During each session, subjects in both groups performed 3 sets of 7 different exercises representing all major muscles. Training was carried out 3 times per week on non-consecutive days, for 8 total weeks. After eight weeks, both heavy-weight and light-weight conditions produced significant increases in thickness of the elbow flexors (5.3 vs. 8.6%, respectively), elbow extensors (6.0 vs. 5.2%, respectively), and quadriceps femoris (9.3 vs. 9.5%, respectively), with no significant differences noted between groups. So both the heavy and light weight group made similar increases in muscle mass, however, improvements in back squat strength were significantly greater for heavy weight compared to light weight (19.6 vs. 8.8%, respectively) and there was a trend for greater increases in 1RM bench press (6.5 vs. 2.0%, respectively). Upper body muscle endurance (assessed by the bench press at 50% 1RM to failure) improved to a greater extent in light weight compared to heavy weight (16.6% vs. -1.2%, respectively). These findings indicate that both heavy weight and light weight training to failure can elicit significant increases in muscle hypertrophy among well-trained young men; however, heavy weight training is superior for maximizing strength adaptations.

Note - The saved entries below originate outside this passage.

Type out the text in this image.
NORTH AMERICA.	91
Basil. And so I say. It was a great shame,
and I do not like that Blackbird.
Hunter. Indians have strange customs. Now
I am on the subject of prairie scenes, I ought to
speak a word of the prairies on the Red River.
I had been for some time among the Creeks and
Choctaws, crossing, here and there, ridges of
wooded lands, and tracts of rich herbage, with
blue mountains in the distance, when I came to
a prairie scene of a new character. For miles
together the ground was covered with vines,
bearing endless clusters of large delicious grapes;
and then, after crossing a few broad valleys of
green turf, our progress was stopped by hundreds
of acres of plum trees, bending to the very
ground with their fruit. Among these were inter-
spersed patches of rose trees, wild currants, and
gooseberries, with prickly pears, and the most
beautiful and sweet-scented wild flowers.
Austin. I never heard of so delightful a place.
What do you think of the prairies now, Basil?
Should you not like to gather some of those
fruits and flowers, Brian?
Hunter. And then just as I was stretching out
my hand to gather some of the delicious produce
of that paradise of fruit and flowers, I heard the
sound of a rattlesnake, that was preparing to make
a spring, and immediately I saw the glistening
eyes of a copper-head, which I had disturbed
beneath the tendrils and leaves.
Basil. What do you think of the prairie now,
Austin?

So to sum up the research, training with heavier weights led to greater gains in strength and muscle mass, whereas training with lighter weights led to increases in muscle mass but the strength gains were not as good. If you have been training heavy for a while, switching over to light weight training can result in similar gains in mass while your joints rest.
Schoenfeld BJ, Peterson MD, Ogborn D, Contreras B, Sonmez GT. Effects of Low- Versus High-Load Resistance Training on Muscle Strength and Hypertrophy in Well-Trained Men. J Strength Cond Res. 2015 Apr 3.